A common misunderstanding about image sharpening is that it can save a blurry or out-of-focus image. It can’t. Sharpening tools can do a lot to enhance your pictures, but don’t try to use it to fix an out-of-focus original.
That said, all images shot digitally, regardless of how well you capture them, usually require some sharpening to match what the lens saw. This is because as light passes through the lens to the sensor and data is converted from analog to digital, some softening occurs. If you’re shooting in JPEG format, sharpening can take place in the camera’s internal-processing software, but additional global and selective sharpening is usually needed, too.

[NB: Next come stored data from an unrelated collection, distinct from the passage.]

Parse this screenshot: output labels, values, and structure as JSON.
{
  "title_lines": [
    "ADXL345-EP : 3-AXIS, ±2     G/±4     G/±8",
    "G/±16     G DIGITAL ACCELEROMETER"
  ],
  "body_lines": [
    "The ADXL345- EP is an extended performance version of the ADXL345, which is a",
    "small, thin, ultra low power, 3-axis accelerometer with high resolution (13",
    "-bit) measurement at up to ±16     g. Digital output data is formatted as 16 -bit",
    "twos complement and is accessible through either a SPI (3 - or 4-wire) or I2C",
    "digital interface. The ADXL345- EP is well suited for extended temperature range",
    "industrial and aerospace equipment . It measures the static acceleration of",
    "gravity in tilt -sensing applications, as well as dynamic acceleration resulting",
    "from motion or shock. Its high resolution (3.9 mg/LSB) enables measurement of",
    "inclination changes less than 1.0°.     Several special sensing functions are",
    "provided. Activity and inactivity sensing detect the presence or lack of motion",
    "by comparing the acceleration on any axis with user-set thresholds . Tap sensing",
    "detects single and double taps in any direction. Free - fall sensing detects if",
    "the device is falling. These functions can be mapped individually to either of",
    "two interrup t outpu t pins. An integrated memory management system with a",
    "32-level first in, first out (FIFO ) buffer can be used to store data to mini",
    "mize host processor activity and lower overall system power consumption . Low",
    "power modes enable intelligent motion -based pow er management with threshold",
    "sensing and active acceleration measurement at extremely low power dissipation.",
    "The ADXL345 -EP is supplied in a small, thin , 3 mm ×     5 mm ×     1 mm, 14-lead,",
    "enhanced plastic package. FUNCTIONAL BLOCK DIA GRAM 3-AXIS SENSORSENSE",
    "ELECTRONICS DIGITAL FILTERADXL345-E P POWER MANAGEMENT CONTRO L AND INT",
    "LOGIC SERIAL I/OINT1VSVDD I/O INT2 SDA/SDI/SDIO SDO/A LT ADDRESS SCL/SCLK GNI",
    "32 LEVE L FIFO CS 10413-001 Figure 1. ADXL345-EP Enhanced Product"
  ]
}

If you shoot RAW files, you’ll definitely need to do some sharpening in postprocessing.
What Sharpening Does
Sharpening increases the contrast between light and dark pixels at the edges of objects in your image. In sharp photos, the transition from light to dark happens quickly, over a small area. In soft images,the transition is blurred across a larger area. So by enhancing the difference in tone at the edges of objects in a scene, the image appears sharper.
Keep in mind that you don’t have to sharpen the entire image uniformly. In fact, it’s often better to make this adjustment selectively.

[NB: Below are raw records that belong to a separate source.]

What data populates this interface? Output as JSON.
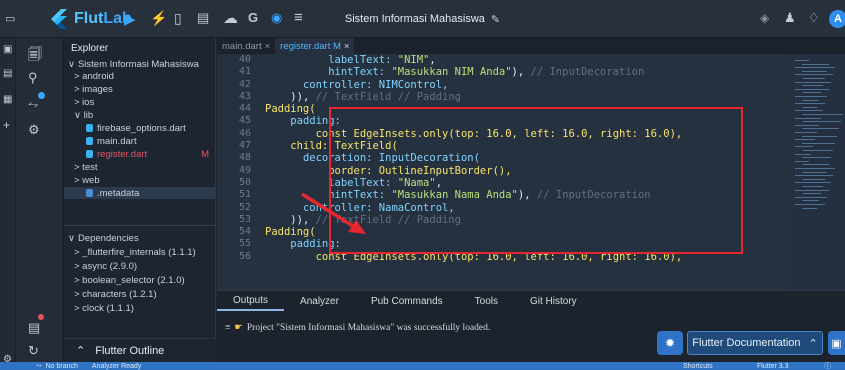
{
  "app": {
    "brand_prefix": "Flut",
    "brand_suffix": "Lab",
    "project_title": "Sistem Informasi Mahasiswa",
    "avatar_letter": "A"
  },
  "explorer": {
    "heading": "Explorer",
    "project_root": "Sistem Informasi Mahasiswa",
    "items": [
      {
        "label": "> android"
      },
      {
        "label": "> images"
      },
      {
        "label": "> ios"
      },
      {
        "label": "∨ lib"
      },
      {
        "label": "firebase_options.dart"
      },
      {
        "label": "main.dart"
      },
      {
        "label": "register.dart",
        "badge": "M"
      },
      {
        "label": "> test"
      },
      {
        "label": "> web"
      },
      {
        "label": ".metadata"
      }
    ],
    "dependencies_heading": "Dependencies",
    "dependencies": [
      "> _flutterfire_internals (1.1.1)",
      "> async (2.9.0)",
      "> boolean_selector (2.1.0)",
      "> characters (1.2.1)",
      "> clock (1.1.1)"
    ],
    "outline_label": "Flutter Outline"
  },
  "editor": {
    "tabs": [
      {
        "label": "main.dart"
      },
      {
        "label": "register.dart M"
      }
    ],
    "line_numbers": [
      "40",
      "41",
      "42",
      "43",
      "44",
      "45",
      "46",
      "47",
      "48",
      "49",
      "50",
      "51",
      "52",
      "53",
      "54",
      "55",
      "56"
    ],
    "lines": [
      {
        "indent": "          ",
        "parts": [
          {
            "t": "labelText: ",
            "c": "pr"
          },
          {
            "t": "\"NIM\"",
            "c": "st"
          },
          {
            "t": ",",
            "c": ""
          }
        ]
      },
      {
        "indent": "          ",
        "parts": [
          {
            "t": "hintText: ",
            "c": "pr"
          },
          {
            "t": "\"Masukkan NIM Anda\"",
            "c": "st"
          },
          {
            "t": "), ",
            "c": ""
          },
          {
            "t": "// InputDecoration",
            "c": "cm"
          }
        ]
      },
      {
        "indent": "      ",
        "parts": [
          {
            "t": "controller: NIMControl,",
            "c": "pr"
          }
        ]
      },
      {
        "indent": "    ",
        "parts": [
          {
            "t": ")), ",
            "c": ""
          },
          {
            "t": "// TextField // Padding",
            "c": "cm"
          }
        ]
      },
      {
        "indent": "",
        "parts": [
          {
            "t": "Padding(",
            "c": "kw"
          }
        ]
      },
      {
        "indent": "    ",
        "parts": [
          {
            "t": "padding:",
            "c": "pr"
          }
        ]
      },
      {
        "indent": "        ",
        "parts": [
          {
            "t": "const EdgeInsets.only(top: 16.0, left: 16.0, right: 16.0),",
            "c": "kw"
          }
        ]
      },
      {
        "indent": "    ",
        "parts": [
          {
            "t": "child: TextField(",
            "c": "kw"
          }
        ]
      },
      {
        "indent": "      ",
        "parts": [
          {
            "t": "decoration: InputDecoration(",
            "c": "pr"
          }
        ]
      },
      {
        "indent": "          ",
        "parts": [
          {
            "t": "border: OutlineInputBorder(),",
            "c": "kw"
          }
        ]
      },
      {
        "indent": "          ",
        "parts": [
          {
            "t": "labelText: ",
            "c": "pr"
          },
          {
            "t": "\"Nama\"",
            "c": "st"
          },
          {
            "t": ",",
            "c": ""
          }
        ]
      },
      {
        "indent": "          ",
        "parts": [
          {
            "t": "hintText: ",
            "c": "pr"
          },
          {
            "t": "\"Masukkan Nama Anda\"",
            "c": "st"
          },
          {
            "t": "), ",
            "c": ""
          },
          {
            "t": "// InputDecoration",
            "c": "cm"
          }
        ]
      },
      {
        "indent": "      ",
        "parts": [
          {
            "t": "controller: NamaControl,",
            "c": "pr"
          }
        ]
      },
      {
        "indent": "    ",
        "parts": [
          {
            "t": ")), ",
            "c": ""
          },
          {
            "t": "// TextField // Padding",
            "c": "cm"
          }
        ]
      },
      {
        "indent": "",
        "parts": [
          {
            "t": "Padding(",
            "c": "kw"
          }
        ]
      },
      {
        "indent": "    ",
        "parts": [
          {
            "t": "padding:",
            "c": "pr"
          }
        ]
      },
      {
        "indent": "        ",
        "parts": [
          {
            "t": "const EdgeInsets.only(top: 16.0, left: 16.0, right: 16.0),",
            "c": "kw"
          }
        ]
      }
    ]
  },
  "bottom_panel": {
    "tabs": [
      "Outputs",
      "Analyzer",
      "Pub Commands",
      "Tools",
      "Git History"
    ],
    "message": "Project \"Sistem Informasi Mahasiswa\" was successfully loaded.",
    "doc_button": "Flutter Documentation"
  },
  "status_bar": {
    "branch": "No branch",
    "analyzer": "Analyzer Ready",
    "shortcuts": "Shortcuts",
    "flutter_version": "Flutter 3.3"
  },
  "colors": {
    "annotation_red": "#e8262f",
    "accent_blue": "#3aa8ff"
  }
}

The most practical way to sharpen is simply by adjusting the sharply focused parts of a photo and leaving the rest alone. Depending on the scene, each image requires a different degree of sharpening.

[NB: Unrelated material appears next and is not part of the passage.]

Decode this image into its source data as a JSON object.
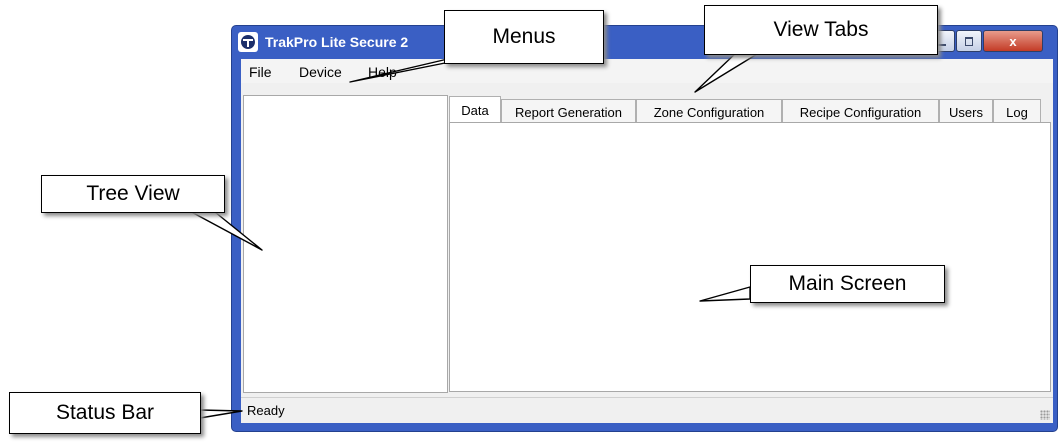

For example, a landscape with fine details will handle more sharpening than a portrait where you want to keep skin tones smooth. So sharpening selectively is often the way to go. If your image has areas that are out of focus, overall sharpening can cause problems because it affects tonal details, and blurry areas tend to look best when left unaltered.
A popular sharpening tool is Unsharp Mask in Photoshop because it allows a great degree of control. It’s found in the Filter menu (Filter > Sharpen > Unsharp Mask). This tool has three sliders. Amount is the top slider, which determines the intensity of the effect and ranges from 1% to 500%. Image resolution influences this setting, with higher-resolution cameras allowing for values as high as 200% or more.